I dug my feet into the batter’s box and readied myself for the pitch. As a scrawny 11-year-old, you could almost see my knees trembling as I watched the huge, man sized 12-year-old stare me down. We all thought he was old enough to drive himself to the games – someone needed to check his birth certificate. This wasn’t just any pitcher, it was the pitcher everyone feared. He threw so hard and so fast it was downright scary. He wound up and delivered the first pitch - ‘Bang’! I crushed a line drive and everyone in the stands cheered as it hit the scoreboard just outside the left field fence. It was my first ever homerun. I jumped up and down all the way around the bases until I touched home plate. When I got back to the dugout my coach gave me the ball I had just hit. I smiled from ear to ear.

I cherished that ball so much. As soon as I got home I wrote the date and ‘All-Star Game’ on it so I’d always remember that amazing day at the ballpark. I placed it on my shelf in my bedroom and showed everyone that entered while also telling the story – some heard it many times. No one was ever allowed to play with it or even touch it (especially my brothers). But as the years went on, I paid less and less attention to that ball. Its spot on the shelf became no better than the books and trinkets on each side - all collecting dust.

Our relationships can be very similar. When we first start off dating, and in the ‘honeymoon’ phase of marriage, we cherish our spouse like crazy. We love telling everyone about them and spending every waking moment with them. There is no one you value more and no one you’d rather be with than that person. But if we’re not careful, our relationships can begin collecting dust too. Can anyone relate?

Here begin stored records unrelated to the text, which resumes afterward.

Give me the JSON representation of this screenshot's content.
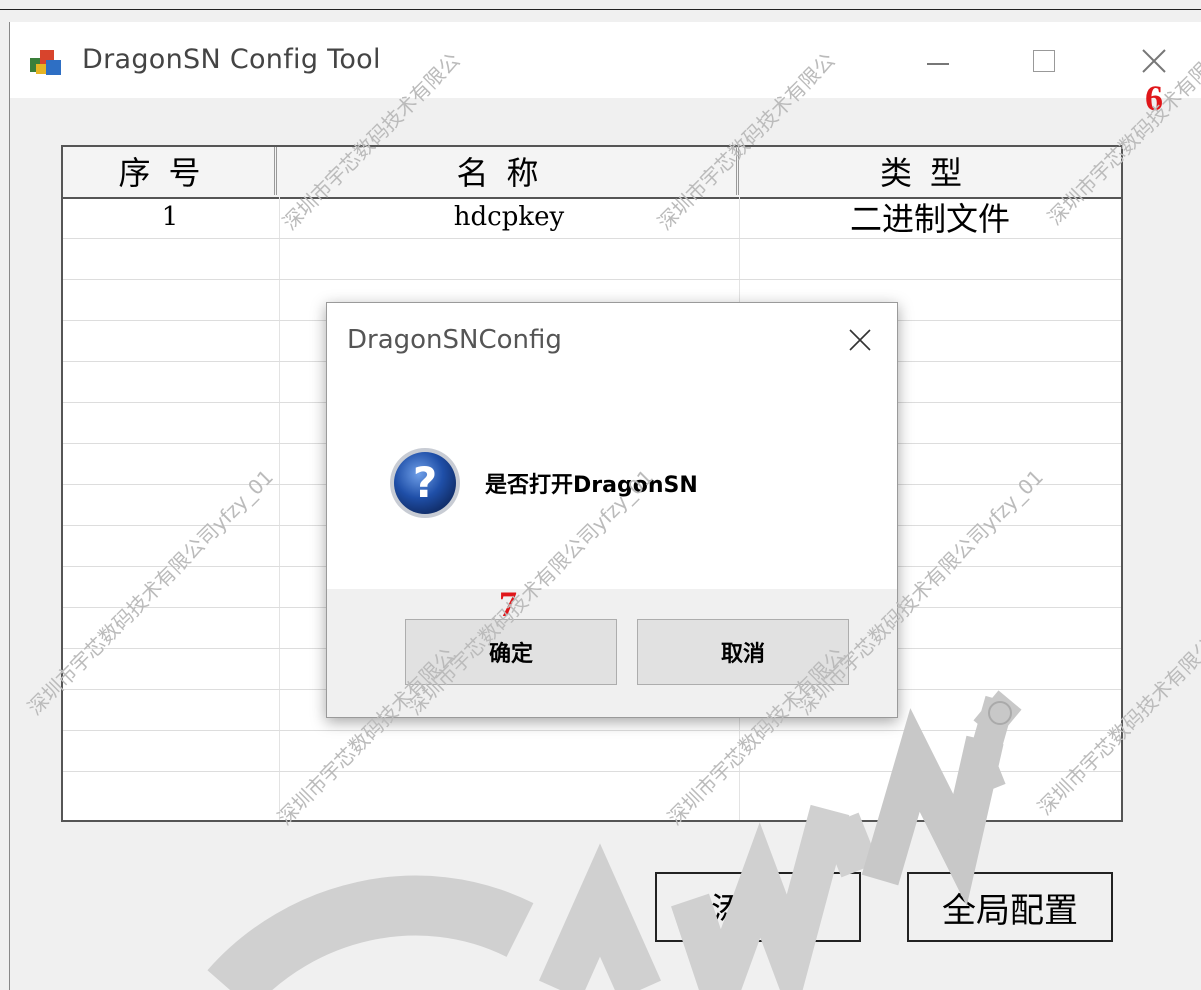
{
  "window": {
    "title": "DragonSN Config Tool",
    "controls": {
      "minimize": "minimize-icon",
      "maximize": "maximize-icon",
      "close": "close-icon"
    }
  },
  "annotations": {
    "close_step": "6",
    "ok_step": "7"
  },
  "table": {
    "headers": [
      "序号",
      "名称",
      "类型"
    ],
    "rows": [
      {
        "index": "1",
        "name": "hdcpkey",
        "type": "二进制文件"
      }
    ]
  },
  "buttons": {
    "add": "添加",
    "global_config": "全局配置"
  },
  "dialog": {
    "title": "DragonSNConfig",
    "message": "是否打开DragonSN",
    "icon": "question-icon",
    "ok": "确定",
    "cancel": "取消"
  },
  "watermarks": {
    "company": "深圳市宇芯数码技术有限公司yfzy_01",
    "company_short": "深圳市宇芯数码技术有限公",
    "logo_text": "ALLWINNER",
    "registered_mark": "®"
  },
  "colors": {
    "annotation_red": "#e0161a",
    "question_blue": "#1f4fa8",
    "logo_gray": "#cfcfcf"
  }
}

Let’s be honest here, most guys feel like they hit a ‘homerun’ when they married their spouse. I’d even say that some of us married out of our league – I know I did. I want to encourage the fellas out there to continue telling their wife how beautiful she is and how much she means to you. Continue dating her on a regular basis and always be adventurous. Keep buying her flowers, candy and gifts. Make her feel special, like she is the only woman in the world. Tell her you love her everyday – she wants to hear it, she needs to hear it. Show your wife how much you cherish her. Let her know how lucky you really are to be her husband.

Same goes for the ladies. Let me encourage you to let your husband know how much you love and appreciate him. Send a quick text while he’s at work that says you are thinking about him. Next time you are in a group, say something nice about him in front of others. Do something around the house that he’ll appreciate. Be his biggest cheerleader and supporter of all his dreams – even when he fails. Let him know how lucky you are to be his wife.

Together Time: Talk it over with your spouse and ask for specifics on what makes them feel loved and cherished. Perhaps even something as simple as that can make them feel as happy as if they’ve just hit a homerun.

Ephesians 5:31-33 ~ As the Scriptures say, “A man leaves his father and mother and is joined to his wife, and the two are united into one.” This is a great mystery, but it is an illustration of the way Christ and the church are one. So again I say, each man must love his wife as he loves himself, and the wife must respect her husband.